Integrated Biological Control Using a Mixture of Two Entomopathogenic Bacteria, Bacillus thuringiensis and Xenorhabdus hominickii, against Spodoptera exigua and Other Congeners

Insects 2022, 13(10), 860; https://doi.org/10.3390/insects13100860
by Md Tafim Hossain Hrithik 1, Youngjin Park 2, Hyemi Park 2 and Yonggyun Kim 1,*
Reviewer 1: Anonymous
Reviewer 2: Anonymous
Insects 2022, 13(10), 860; https://doi.org/10.3390/insects13100860
Submission received: 22 August 2022 / Revised: 16 September 2022 / Accepted: 20 September 2022 / Published: 21 September 2022
(This article belongs to the Section Insect Pest and Vector Management)

Round 1

Reviewer 1 Report

2. Materials and Methods

2.1. Insect Rearing

Larvae were grown to the L3 instar stage for the bioassays.

Question: Why did you choose L3 instar larvae for bioassays? Why not choose L2, L4 or L5 instar larvae? But in 2.4, 2.5, 2.6 part, you choose L5 larvae, not L3 instar.

 

All insects were reared at 25 ± 2oC and relative humidity of 60 ± 5%.

Here the Light : dark cycle used for rearing insect should be provided.

 

2.6. Antimicrobial Peptide (AMP) Gene Expression Analysis

To assess AMP gene expression, S. exigua L5 larvae were treated with heat-killed E.coli as described above.

Here, E.coli : should use italics for the species names

 

3. Results

3.3. BtA Induces Humoral and Cellular Immune Responses in S. exigua

Larvae without BtA treatment exhibited around 58 nodules in response to the E. coli challenge. This nodule formation was greatly increased in the larvae infected with BtA.

Question: Here, as shown in Fig 3C, it seemed that the nodule formation was not increased “greatly “?

 

4. Discussion

Initially, four different Bt strains were screened to select the most potent Bt strain to control the target insect pest, S. exigua.

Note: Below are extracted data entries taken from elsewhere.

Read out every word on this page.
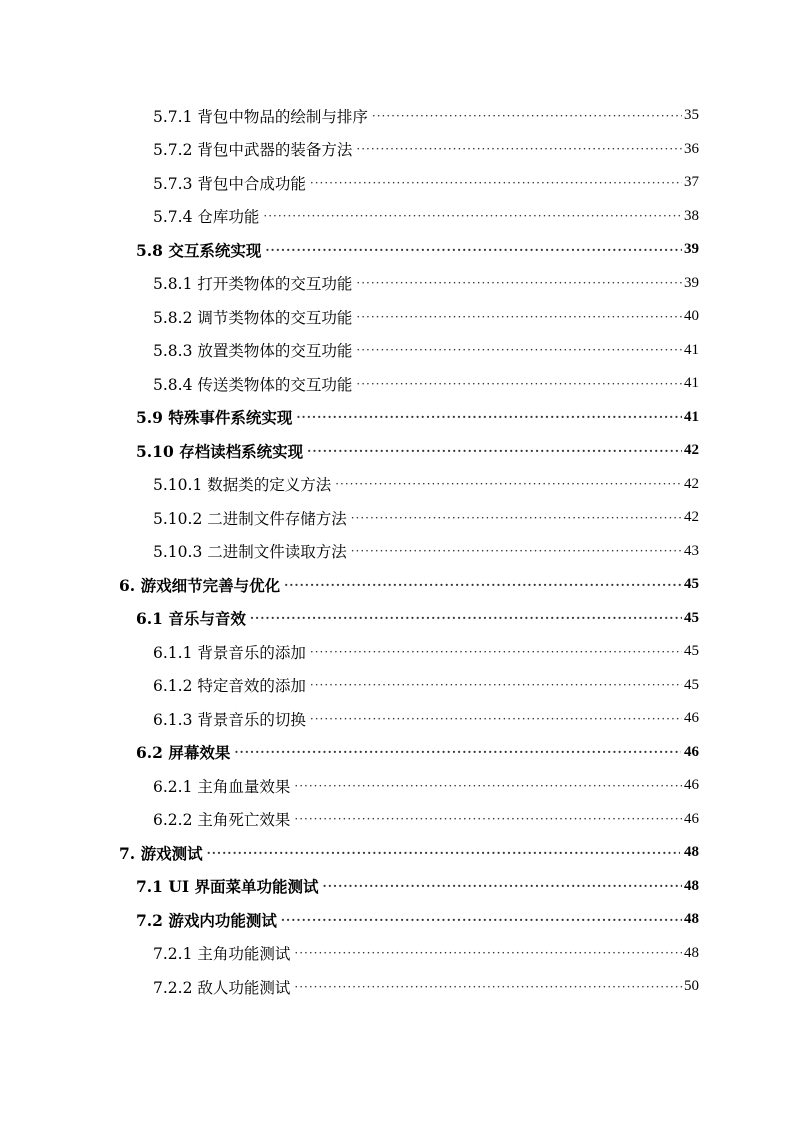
5.7.1 背包中物品的绘制与排序 ·····	35
5.7.2 背包中武器的装备方法 ·····	36
5.7.3 背包中合成功能 ·····	37
5.7.4 仓库功能 ·····	38
5.8 交互系统实现 ·····	39
5.8.1 打开类物体的交互功能 ·····	39
5.8.2 调节类物体的交互功能 ·····	40
5.8.3 放置类物体的交互功能 ·····	41
5.8.4 传送类物体的交互功能 ·····	41
5.9 特殊事件系统实现 ·····	41
5.10 存档读档系统实现 ·····	42
5.10.1 数据类的定义方法 ·····	42
5.10.2 二进制文件存储方法 ·····	42
5.10.3 二进制文件读取方法 ·····	43
6. 游戏细节完善与优化 ·····	45
6.1 音乐与音效 ·····	45
6.1.1 背景音乐的添加 ·····	45
6.1.2 特定音效的添加 ·····	45
6.1.3 背景音乐的切换 ·····	46
6.2 屏幕效果 ·····	46
6.2.1 主角血量效果 ·····	46
6.2.2 主角死亡效果 ·····	46
7. 游戏测试 ·····	48
7.1 UI 界面菜单功能测试 ·····	48
7.2 游戏内功能测试 ·····	48
7.2.1 主角功能测试 ·····	48
7.2.2 敌人功能测试 ·····	50
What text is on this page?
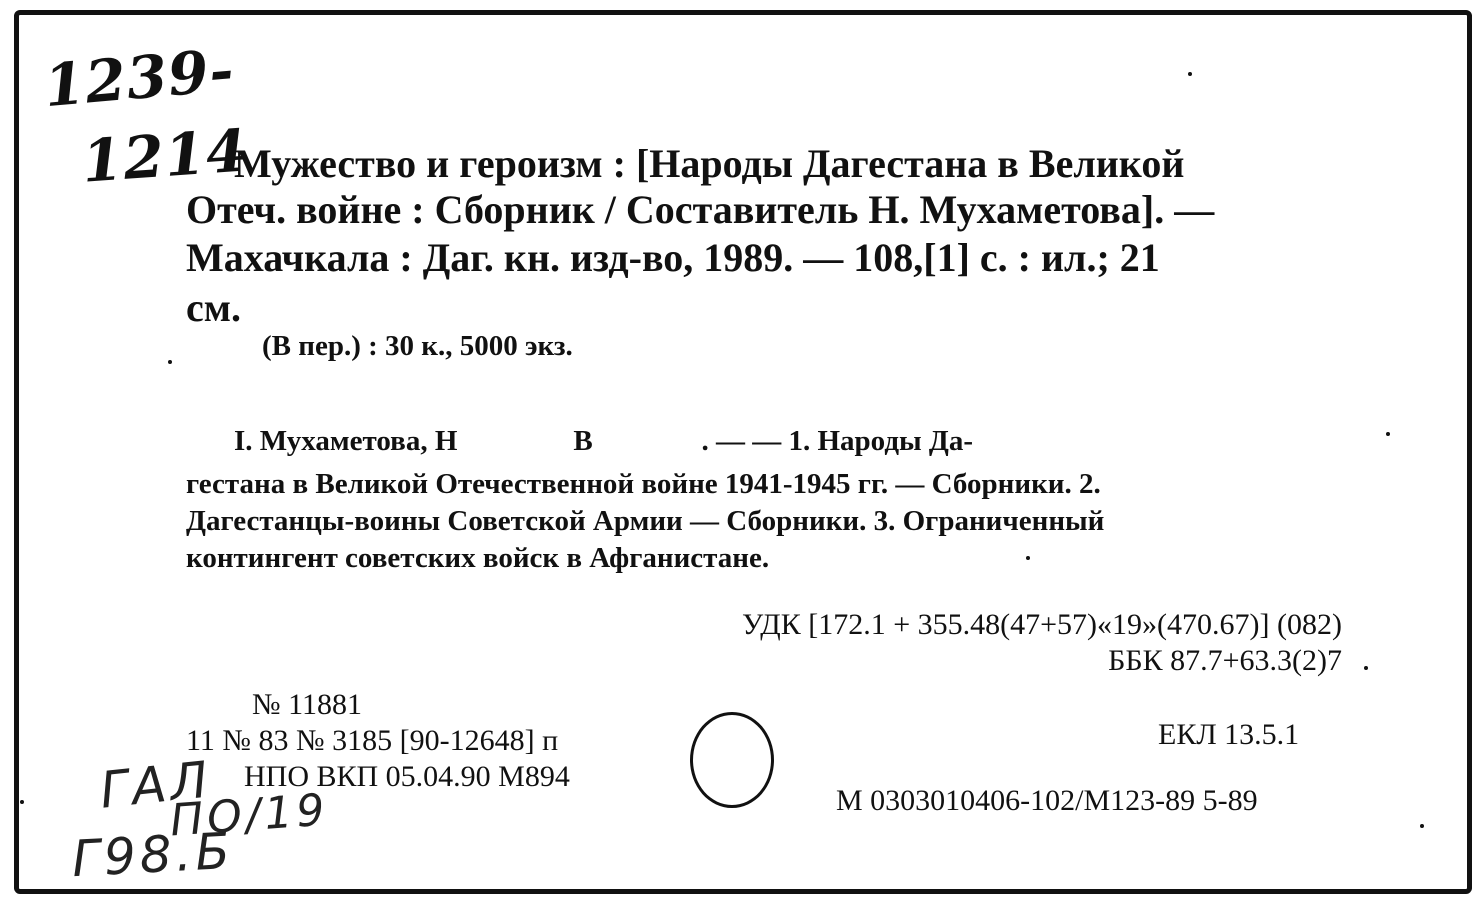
1239-
1214
Мужество и героизм : [Народы Дагестана в Великой
Отеч. войне : Сборник / Составитель Н. Мухаметова]. —
Махачкала : Даг. кн. изд-во, 1989. — 108,[1] с. : ил.; 21
см.
(В пер.) : 30 к., 5000 экз.
I. Мухаметова, Н                В               . — — 1. Народы Да-
гестана в Великой Отечественной войне 1941-1945 гг. — Сборники. 2.
Дагестанцы-воины Советской Армии — Сборники. 3. Ограниченный
контингент советских войск в Афганистане.
УДК [172.1 + 355.48(47+57)«19»(470.67)] (082)
ББК 87.7+63.3(2)7
№ 11881
11 № 83 № 3185 [90-12648] п
НПО ВКП 05.04.90 М894
ЕКЛ 13.5.1
М 0303010406-102/М123-89 5-89
ГАЛ
ПО/19
Г98.Б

Question: why did you choose these four kinds of the Bt strains to screen, not other strains? What is the reason?

 

 

This study demonstrated the enhancement of B. thuringiensis virulence by suppressing the induction of cellular and humoral immune responses in the lepidopteran insect, S. exigua.

 

As we known, B. thuringiensis is used widely for control of lepidopteran insect, H. armigera. Why don't you choose H. armigera to test your hypothesis?

Author Response

Comment #1-1: Why did you choose L3 instar larvae for bioassays? Why not choose L2, L4 or L5 instar larvae? But in 2.4, 2.5, 2.6 part, you choose L5 larvae, not L3 instar.

Response: Yes, we used different stages for insecticide bioassays and for immunological assays. This information is added as follows: “Larvae at L3 stage were used for the bioassays while L5 larvae were used for immunological assays.”

 

Comment #1-2: All insects were reared at 25 ± 2oC and relative humidity of 60 ± 5%. Here the Light : dark cycle used for rearing insect should be provided.

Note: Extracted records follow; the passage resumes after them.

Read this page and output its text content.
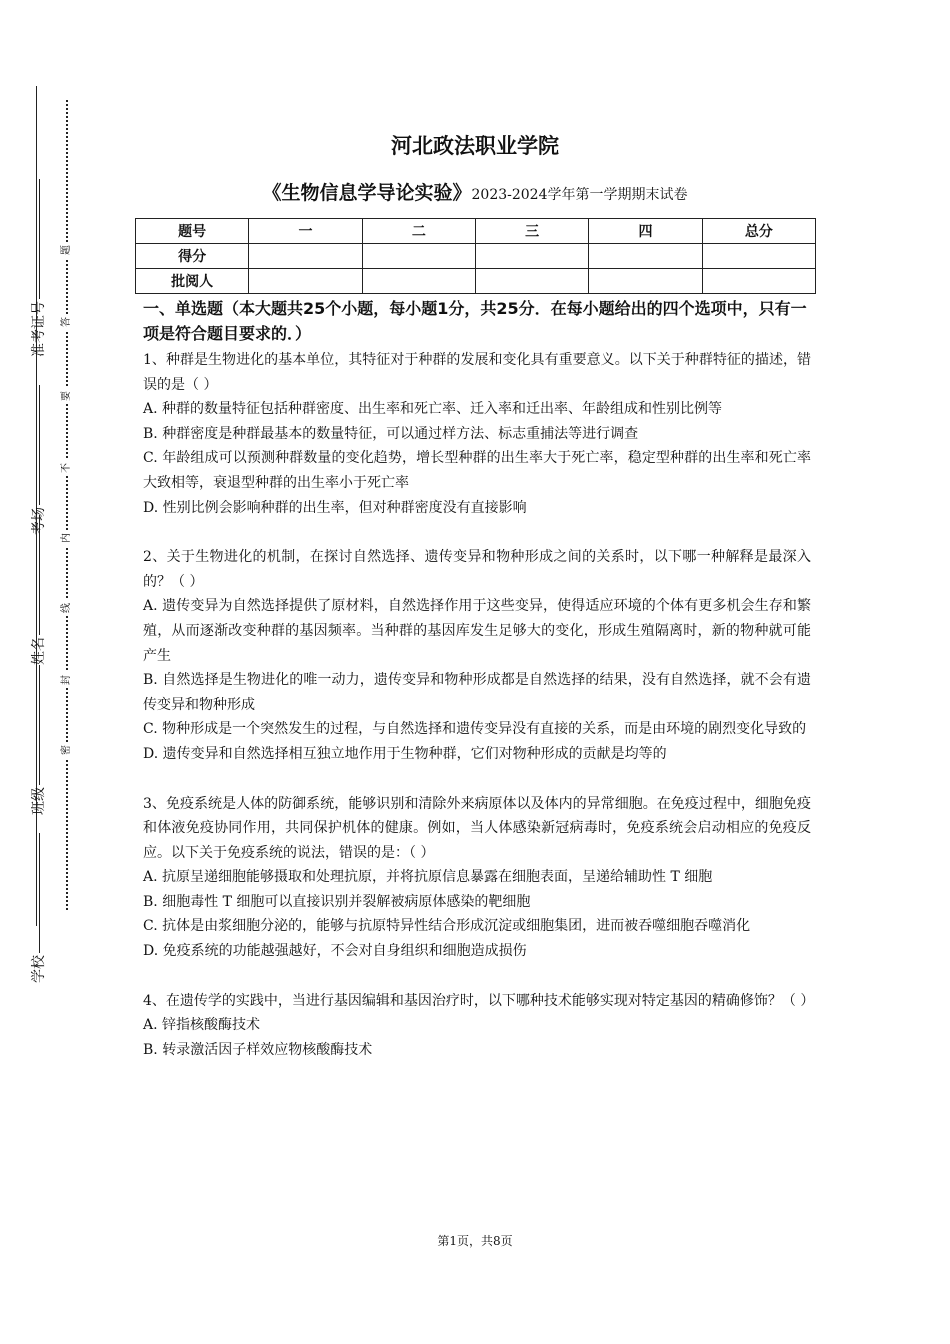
准考证号
考场
姓名
班级
学校
题
答
要
不
内
线
封
密
河北政法职业学院
《生物信息学导论实验》2023-2024学年第一学期期末试卷
题号	一	二	三	四	总分
得分					
批阅人					
一、单选题（本大题共25个小题，每小题1分，共25分．在每小题给出的四个选项中，只有一项是符合题目要求的．）

1、种群是生物进化的基本单位，其特征对于种群的发展和变化具有重要意义。以下关于种群特征的描述，错误的是（ ）

A. 种群的数量特征包括种群密度、出生率和死亡率、迁入率和迁出率、年龄组成和性别比例等

B. 种群密度是种群最基本的数量特征，可以通过样方法、标志重捕法等进行调查

C. 年龄组成可以预测种群数量的变化趋势，增长型种群的出生率大于死亡率，稳定型种群的出生率和死亡率大致相等，衰退型种群的出生率小于死亡率

D. 性别比例会影响种群的出生率，但对种群密度没有直接影响

2、关于生物进化的机制，在探讨自然选择、遗传变异和物种形成之间的关系时，以下哪一种解释是最深入的？（ ）

A. 遗传变异为自然选择提供了原材料，自然选择作用于这些变异，使得适应环境的个体有更多机会生存和繁殖，从而逐渐改变种群的基因频率。当种群的基因库发生足够大的变化，形成生殖隔离时，新的物种就可能产生

B. 自然选择是生物进化的唯一动力，遗传变异和物种形成都是自然选择的结果，没有自然选择，就不会有遗传变异和物种形成

C. 物种形成是一个突然发生的过程，与自然选择和遗传变异没有直接的关系，而是由环境的剧烈变化导致的

D. 遗传变异和自然选择相互独立地作用于生物种群，它们对物种形成的贡献是均等的

3、免疫系统是人体的防御系统，能够识别和清除外来病原体以及体内的异常细胞。在免疫过程中，细胞免疫和体液免疫协同作用，共同保护机体的健康。例如，当人体感染新冠病毒时，免疫系统会启动相应的免疫反应。以下关于免疫系统的说法，错误的是：（ ）

A. 抗原呈递细胞能够摄取和处理抗原，并将抗原信息暴露在细胞表面，呈递给辅助性 T 细胞

B. 细胞毒性 T 细胞可以直接识别并裂解被病原体感染的靶细胞

C. 抗体是由浆细胞分泌的，能够与抗原特异性结合形成沉淀或细胞集团，进而被吞噬细胞吞噬消化

D. 免疫系统的功能越强越好，不会对自身组织和细胞造成损伤

4、在遗传学的实践中，当进行基因编辑和基因治疗时，以下哪种技术能够实现对特定基因的精确修饰？（ ）

A. 锌指核酸酶技术

B. 转录激活因子样效应物核酸酶技术

第1页，共8页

Response: Corrected as follows: “All insects were reared at 25 ± 2oC, relative humidity of 60 ± 5%, and 16:8 (L:D) photo-period.”

 

Comment #1-3: 2.6. Antimicrobial Peptide (AMP) Gene Expression Analysis

To assess AMP gene expression, S. exigua L5 larvae were treated with heat-killed E.coli as described above. Here, E.coli : should use italics for the species names

Response: Corrected as suggested

 

Comment #1-4: 3.3. BtA Induces Humoral and Cellular Immune Responses in S. exigua

Larvae without BtA treatment exhibited around 58 nodules in response to the E. coli challenge. This nodule formation was greatly increased in the larvae infected with BtA.

Here, as shown in Fig 3C, it seemed that the nodule formation was not increased “greatly “?

Response: Corrected as follows: “This nodule formation was much increased in the larvae infected with BtA.”

 

Comment #1-5: Initially, four different Bt strains were screened to select the most potent Bt strain to control the target insect pest, S. exigua.

why did you choose these four kinds of the Bt strains to screen, not other strains? What is the reason?

Response: Four Bt strains have different Cry toxins. From our assay showed that BtA was the most potent to S. exigua because it specifically produces Cry1C compared to other Bt strains. This is explained in Discussion. 

 

Comment #1-6: This study demonstrated the enhancement of B. thuringiensis virulence by suppressing the induction of cellular and humoral immune responses in the lepidopteran insect, S. exigua. As we known, B. thuringiensis is used widely for control of lepidopteran insect, H. armigera. Why don't you choose H. armigera to test your hypothesis?

Response: As mentioned before, Cry1C is known to be highly potent to Spodoptera. To prove this, we used different spodopteran species.

 

Author Response File: Author Response.docx

Reviewer 2 Report

 

Comments on “Integrated Biological Control Using a Mixture of Two Entomopathogenic Bacteria…” by Hrithik et al.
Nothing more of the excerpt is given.